The pensions industry says the Government is jeopardising automatic enrolment into workplace pensions by stepping in to ban unregulated charging by advisers.
Major advisory firms, however, joined consumer campaigners in welcoming the decision by Pensions Minister Steve Webb, as heading off a potential mis-selling scandal.
As The Herald revealed in February, employees enrolled into a pension scheme risked seeing a significant proportion of their contributions disappear in adviser charges, after the outgoing Financial Services Authority approved "consultancy charging" for corporate pensions.
Although modelled on the new "adviser charging" for retail investments and individual pensions, consultancy charging is agreed with the employer and allows potentially large deductions from pension pots unbeknown to the employee, without specific regulation.
Mr Webb said: "With millions of people taking up pension saving for the first time under automatic enrolment, we have to give people confidence that they will get good value for money."
The minister said he was now looking at alternatives, including a cap on charges for default funds.
However, the Association of British Insurers said the decision put the success of auto-enrolment at risk.
Ewan Smith, managing director of Scottish Life, said: "We are very disappointed by this announcement as we believe it will undermine the success of automatic enrolment.
"All the research and experience we have in the SME market tells us that employers require professional support in meeting the challenge."
Joanne Segars, director-general of the National Association of Pension Funds, said: "Excessive consultancy charges can be a serious problem, and we are concerned about them, but a blanket ban is too simplistic.
"Employers should not be allowed to pass on charges for advice that does not directly benefit the saver, such as guidance on complying with auto-enrolment laws. But sometimes savers can benefit from the advice that comes with these charges."
But Adam Phillips, chair of the Financial Services Consumer Panel, said: "Consultancy charging would have taken significant money from member contributions in the first two years of scheme membership.
"For frequent job changers the impact would have been particularly pernicious.
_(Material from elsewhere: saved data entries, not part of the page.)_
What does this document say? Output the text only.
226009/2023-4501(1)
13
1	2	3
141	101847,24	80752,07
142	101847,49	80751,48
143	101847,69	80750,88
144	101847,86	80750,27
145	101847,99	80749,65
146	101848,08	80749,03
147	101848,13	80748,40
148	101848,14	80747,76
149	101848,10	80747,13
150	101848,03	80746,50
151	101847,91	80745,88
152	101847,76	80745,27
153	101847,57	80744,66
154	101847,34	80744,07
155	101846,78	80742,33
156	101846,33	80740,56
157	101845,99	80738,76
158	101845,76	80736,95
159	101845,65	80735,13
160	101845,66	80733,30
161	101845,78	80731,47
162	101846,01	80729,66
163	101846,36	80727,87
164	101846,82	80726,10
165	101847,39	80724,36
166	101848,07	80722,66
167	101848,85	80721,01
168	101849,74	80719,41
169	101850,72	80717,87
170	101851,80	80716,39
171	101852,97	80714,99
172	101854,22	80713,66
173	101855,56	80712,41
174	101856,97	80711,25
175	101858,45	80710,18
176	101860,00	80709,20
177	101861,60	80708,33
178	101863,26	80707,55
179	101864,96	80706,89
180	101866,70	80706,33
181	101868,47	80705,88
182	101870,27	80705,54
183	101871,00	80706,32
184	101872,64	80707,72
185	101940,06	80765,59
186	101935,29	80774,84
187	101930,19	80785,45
They would have suffered losses every time they joined a new employer's scheme.
"We welcome the Government's action in removing this potential source of serious detriment that could have damaged confidence in pension saving and auto-enrolment."
Pensions campaigner Dr Ros Altmann, congratulating Mr Webb, said: "Although the workers foot the bill, they receive nothing in exchange.
"Worse still, because the advice is being given to the employer and not individuals, these consultants are not even required to have the standard qualifications and are not covered by the normal regulatory protections."
In a recent Which? mystery shopping exercise, various insurance companies agreed to charging each worker £400-£450 for the first year and then ongoing annual charges on further contributions each year, ranging from £5 a year to 7.5% a year for the first five years.
Dr Altmann said: "For a low earner, these kinds of fee levels could see their pension fund reduced by nearly half yet they can do nothing to protect themselves."
Richard Lloyd, Which? executive director, said it was "a big win for millions of consumers".
Tom McPhail at Hargreaves Lansdown said without the ban "some people will be deterred from investing for fear they will be ripped off and in a minority of cases such fears may be justified".